The present study was primarily focused on the biological information analyses section, and so all the results were from the biological information analyses without biological verifications; for example, the direct validation experiments of the associations between DNA methylation and the expression levels of immune genes, the direct validation experiments of the associations between DNA methylation and tumor immune cells and survival outcomes in patients with LUAD. However, in order to verify the hypothesis of the present study, relevant studies were searched and some analyses were added in this discussion section.

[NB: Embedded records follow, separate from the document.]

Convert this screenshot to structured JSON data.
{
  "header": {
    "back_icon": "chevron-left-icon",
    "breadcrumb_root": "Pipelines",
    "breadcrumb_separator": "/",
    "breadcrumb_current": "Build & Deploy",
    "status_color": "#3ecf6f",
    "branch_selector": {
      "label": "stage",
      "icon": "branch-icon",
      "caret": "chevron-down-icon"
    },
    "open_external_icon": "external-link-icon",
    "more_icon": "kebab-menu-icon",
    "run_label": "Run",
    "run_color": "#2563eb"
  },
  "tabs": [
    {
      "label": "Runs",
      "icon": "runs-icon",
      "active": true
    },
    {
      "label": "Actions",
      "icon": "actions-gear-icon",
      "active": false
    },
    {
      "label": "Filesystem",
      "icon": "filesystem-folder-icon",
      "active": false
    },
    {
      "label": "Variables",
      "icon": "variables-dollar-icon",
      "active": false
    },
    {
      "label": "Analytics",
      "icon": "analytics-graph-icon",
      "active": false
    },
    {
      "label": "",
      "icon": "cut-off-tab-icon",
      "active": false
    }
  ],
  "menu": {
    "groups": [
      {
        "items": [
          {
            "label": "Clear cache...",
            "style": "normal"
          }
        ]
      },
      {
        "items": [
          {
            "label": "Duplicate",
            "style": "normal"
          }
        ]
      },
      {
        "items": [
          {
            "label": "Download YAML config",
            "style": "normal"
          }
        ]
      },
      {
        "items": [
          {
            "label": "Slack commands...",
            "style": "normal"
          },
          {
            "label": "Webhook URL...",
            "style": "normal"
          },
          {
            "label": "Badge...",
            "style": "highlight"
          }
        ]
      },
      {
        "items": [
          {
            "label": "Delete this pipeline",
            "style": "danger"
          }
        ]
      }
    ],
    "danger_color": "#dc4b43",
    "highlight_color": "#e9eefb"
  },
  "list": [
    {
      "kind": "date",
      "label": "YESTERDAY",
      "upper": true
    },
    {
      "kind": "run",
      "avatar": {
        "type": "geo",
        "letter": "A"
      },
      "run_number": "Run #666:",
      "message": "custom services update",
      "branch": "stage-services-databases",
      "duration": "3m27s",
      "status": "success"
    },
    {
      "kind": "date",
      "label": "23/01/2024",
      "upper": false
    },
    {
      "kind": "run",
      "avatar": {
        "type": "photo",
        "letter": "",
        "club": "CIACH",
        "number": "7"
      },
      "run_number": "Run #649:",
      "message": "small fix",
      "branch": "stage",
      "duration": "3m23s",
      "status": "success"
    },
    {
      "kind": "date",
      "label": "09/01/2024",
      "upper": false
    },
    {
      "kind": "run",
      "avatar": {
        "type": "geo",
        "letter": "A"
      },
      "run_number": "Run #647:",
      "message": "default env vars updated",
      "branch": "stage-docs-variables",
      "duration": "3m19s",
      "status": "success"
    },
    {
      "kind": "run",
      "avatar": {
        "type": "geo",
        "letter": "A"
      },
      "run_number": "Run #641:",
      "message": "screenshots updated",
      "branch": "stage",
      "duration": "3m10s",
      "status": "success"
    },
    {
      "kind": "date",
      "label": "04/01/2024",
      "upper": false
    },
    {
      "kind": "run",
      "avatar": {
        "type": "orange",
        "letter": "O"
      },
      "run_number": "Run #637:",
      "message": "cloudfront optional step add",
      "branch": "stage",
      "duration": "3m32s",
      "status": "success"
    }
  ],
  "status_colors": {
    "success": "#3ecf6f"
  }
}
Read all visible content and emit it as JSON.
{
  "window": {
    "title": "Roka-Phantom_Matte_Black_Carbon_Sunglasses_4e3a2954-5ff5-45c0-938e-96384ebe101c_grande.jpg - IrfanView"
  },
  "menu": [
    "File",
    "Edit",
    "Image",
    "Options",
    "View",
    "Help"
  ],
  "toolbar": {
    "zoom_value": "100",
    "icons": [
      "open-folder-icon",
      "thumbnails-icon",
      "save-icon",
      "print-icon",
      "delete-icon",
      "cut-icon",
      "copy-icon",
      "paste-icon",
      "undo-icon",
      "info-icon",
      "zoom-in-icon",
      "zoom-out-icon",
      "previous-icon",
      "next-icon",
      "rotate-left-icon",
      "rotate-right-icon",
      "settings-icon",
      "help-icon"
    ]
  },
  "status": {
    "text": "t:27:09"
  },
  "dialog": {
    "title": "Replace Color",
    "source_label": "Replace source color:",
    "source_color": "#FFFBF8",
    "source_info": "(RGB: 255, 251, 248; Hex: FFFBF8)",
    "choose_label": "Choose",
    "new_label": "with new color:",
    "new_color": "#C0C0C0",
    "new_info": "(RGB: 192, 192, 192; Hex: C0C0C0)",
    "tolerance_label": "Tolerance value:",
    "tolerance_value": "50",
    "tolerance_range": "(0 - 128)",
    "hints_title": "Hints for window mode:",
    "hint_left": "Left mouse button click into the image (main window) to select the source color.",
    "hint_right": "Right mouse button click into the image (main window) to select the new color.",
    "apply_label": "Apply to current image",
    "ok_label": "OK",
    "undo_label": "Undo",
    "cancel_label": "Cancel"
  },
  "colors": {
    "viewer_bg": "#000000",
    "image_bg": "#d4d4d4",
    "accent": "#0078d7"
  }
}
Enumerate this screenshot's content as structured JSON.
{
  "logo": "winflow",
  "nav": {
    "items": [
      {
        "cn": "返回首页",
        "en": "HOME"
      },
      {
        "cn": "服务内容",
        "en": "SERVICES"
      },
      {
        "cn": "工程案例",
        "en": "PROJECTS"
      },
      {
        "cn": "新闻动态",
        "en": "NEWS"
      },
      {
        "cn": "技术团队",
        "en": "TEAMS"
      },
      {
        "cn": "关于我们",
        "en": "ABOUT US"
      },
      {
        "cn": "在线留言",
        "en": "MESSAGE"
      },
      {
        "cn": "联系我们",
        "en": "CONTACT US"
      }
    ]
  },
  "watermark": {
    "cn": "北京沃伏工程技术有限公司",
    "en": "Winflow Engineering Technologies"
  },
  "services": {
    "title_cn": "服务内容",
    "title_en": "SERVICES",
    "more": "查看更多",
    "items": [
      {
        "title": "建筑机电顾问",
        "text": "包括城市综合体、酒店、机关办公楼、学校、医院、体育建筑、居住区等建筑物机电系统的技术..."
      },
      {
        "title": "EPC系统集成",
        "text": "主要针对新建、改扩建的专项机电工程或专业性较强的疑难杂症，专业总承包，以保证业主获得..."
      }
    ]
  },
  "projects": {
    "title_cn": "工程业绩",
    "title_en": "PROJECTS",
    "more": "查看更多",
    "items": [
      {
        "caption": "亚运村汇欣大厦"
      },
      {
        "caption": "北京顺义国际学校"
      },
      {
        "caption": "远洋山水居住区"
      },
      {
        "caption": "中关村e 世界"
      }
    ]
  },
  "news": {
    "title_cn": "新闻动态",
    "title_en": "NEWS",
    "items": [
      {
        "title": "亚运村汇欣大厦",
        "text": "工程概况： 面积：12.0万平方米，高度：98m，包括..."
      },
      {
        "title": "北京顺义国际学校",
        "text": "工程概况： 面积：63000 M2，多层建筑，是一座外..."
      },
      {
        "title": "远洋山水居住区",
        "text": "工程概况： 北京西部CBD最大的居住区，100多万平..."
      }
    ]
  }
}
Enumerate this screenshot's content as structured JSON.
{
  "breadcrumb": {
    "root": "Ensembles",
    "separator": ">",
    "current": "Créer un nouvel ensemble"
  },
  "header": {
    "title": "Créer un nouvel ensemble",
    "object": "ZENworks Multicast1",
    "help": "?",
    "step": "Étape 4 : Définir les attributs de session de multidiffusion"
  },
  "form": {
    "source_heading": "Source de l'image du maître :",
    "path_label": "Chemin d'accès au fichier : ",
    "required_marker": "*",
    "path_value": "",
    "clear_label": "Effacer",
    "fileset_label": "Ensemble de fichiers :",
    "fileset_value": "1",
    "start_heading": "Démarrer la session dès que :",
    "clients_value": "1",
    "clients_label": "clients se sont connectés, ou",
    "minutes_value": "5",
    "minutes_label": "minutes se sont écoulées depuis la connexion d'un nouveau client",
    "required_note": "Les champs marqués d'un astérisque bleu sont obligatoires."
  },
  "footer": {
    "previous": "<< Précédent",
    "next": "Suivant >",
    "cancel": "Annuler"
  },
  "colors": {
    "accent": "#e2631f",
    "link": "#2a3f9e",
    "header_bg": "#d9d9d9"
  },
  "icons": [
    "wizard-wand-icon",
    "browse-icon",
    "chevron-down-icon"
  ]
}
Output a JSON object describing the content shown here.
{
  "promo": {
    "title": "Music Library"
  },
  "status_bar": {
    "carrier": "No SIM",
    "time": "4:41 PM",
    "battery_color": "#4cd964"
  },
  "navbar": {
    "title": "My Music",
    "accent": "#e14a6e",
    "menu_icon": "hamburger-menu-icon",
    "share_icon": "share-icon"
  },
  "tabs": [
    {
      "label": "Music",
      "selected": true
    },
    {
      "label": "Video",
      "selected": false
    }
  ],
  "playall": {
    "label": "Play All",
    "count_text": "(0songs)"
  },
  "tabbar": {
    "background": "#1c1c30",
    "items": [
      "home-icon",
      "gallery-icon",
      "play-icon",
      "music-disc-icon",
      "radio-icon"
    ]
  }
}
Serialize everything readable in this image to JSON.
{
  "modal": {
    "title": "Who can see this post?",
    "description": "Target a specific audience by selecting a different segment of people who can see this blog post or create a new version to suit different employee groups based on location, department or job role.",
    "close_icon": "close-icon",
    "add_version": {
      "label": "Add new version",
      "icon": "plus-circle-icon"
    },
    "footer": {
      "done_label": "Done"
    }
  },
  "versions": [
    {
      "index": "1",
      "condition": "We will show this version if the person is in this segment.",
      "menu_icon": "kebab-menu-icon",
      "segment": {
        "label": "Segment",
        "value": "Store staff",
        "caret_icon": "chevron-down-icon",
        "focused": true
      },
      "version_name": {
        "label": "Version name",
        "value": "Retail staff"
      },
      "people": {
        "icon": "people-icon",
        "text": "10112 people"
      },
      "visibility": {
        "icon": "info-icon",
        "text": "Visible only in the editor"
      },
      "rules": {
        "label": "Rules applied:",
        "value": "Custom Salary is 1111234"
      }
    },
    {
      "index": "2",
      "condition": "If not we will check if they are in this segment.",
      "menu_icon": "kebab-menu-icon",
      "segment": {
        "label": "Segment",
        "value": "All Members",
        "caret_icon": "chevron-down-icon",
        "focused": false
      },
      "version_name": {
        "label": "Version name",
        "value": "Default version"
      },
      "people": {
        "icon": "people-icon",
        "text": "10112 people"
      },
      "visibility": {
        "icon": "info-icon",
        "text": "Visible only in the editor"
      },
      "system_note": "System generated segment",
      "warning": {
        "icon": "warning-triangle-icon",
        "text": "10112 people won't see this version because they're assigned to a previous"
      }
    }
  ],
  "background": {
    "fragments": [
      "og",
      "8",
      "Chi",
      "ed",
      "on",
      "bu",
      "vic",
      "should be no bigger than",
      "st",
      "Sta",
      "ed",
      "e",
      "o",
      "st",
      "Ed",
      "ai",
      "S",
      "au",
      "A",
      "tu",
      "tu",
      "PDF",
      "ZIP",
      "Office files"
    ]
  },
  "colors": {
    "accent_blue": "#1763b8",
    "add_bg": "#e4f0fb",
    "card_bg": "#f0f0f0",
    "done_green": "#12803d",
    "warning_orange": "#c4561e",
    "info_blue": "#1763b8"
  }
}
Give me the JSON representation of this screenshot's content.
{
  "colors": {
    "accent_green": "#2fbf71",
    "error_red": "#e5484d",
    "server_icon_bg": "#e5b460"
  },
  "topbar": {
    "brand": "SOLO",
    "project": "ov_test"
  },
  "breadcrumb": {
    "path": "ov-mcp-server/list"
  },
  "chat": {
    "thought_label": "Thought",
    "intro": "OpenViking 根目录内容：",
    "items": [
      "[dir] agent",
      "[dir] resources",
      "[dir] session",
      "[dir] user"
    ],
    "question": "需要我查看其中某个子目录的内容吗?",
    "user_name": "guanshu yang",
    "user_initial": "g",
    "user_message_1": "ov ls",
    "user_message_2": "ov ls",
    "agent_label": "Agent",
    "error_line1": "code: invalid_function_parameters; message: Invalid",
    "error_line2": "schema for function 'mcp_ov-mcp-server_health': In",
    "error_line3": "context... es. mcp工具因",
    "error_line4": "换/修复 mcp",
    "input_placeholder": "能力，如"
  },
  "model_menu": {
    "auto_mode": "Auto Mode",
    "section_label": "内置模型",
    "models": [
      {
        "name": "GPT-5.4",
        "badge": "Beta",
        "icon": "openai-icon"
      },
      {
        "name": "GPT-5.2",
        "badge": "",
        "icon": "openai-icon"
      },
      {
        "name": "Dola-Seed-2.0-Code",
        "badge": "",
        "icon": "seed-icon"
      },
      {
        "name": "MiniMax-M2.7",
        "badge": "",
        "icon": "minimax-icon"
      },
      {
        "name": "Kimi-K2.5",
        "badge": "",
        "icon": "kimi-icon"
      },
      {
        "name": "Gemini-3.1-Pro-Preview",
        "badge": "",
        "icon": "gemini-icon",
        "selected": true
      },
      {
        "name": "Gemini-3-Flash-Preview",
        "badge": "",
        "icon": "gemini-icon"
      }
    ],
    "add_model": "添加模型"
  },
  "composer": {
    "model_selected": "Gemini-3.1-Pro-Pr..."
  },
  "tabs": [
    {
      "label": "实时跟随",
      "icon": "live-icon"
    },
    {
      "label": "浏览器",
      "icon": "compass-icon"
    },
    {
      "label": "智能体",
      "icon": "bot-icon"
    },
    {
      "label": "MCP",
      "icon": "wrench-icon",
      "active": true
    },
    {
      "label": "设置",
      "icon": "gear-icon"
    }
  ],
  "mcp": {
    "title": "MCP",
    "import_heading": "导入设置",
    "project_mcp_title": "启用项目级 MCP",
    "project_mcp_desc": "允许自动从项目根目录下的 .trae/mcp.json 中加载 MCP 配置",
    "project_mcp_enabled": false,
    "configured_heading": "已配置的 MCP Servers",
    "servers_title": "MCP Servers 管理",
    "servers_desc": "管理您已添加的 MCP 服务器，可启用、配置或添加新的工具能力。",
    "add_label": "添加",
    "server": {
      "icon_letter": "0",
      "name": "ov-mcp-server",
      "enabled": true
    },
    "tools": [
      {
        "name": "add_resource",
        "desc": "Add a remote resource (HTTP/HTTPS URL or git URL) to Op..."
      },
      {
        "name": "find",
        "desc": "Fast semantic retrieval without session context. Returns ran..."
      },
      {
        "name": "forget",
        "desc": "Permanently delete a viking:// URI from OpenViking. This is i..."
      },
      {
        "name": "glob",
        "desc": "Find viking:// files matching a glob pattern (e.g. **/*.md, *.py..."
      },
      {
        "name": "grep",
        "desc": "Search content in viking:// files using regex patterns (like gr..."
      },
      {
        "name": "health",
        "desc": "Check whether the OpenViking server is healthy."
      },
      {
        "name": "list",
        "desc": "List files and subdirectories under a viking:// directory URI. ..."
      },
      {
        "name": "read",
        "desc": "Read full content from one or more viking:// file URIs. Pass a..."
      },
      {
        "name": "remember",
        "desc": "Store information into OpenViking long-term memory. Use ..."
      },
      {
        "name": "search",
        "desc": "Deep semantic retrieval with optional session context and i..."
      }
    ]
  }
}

The present study investigated the way in which DNA methylation affects the reactions between tumors and immune cells by constructing a ceRNA network. To further determine how the DNA methylation regions influenced the expression levels of immune genes by regulating the ceRNA network, the associations between the expression levels of RNAs, the overall survival rates of patients with LUAD and the competitive relationships between RNAs were investigated. Finally, a multivariate Cox regression model was constructed using 8 mRNAs expression values to investigate how these associated genes affected survival in patients with LUAD. The results revealed that hypomethylation of the 1101320–1104290 regions of chromosome 1 resulted in the low expression levels of LINC00337 and that LINC00337 may affect the expression levels of CHEK1 by competitively binding with hsa-miR-373 and hsa-miR-195, thereby affecting tumor immune cells and survival outcomes in patients with LUAD. The RNA molecules in the ceRNA network served important roles in DNA methylation and immunotherapies and can be used as biomarkers of immunotherapies in patients with LUAD. The results of the present study may provide a new perspective for the exploration of cancer-immune interactions.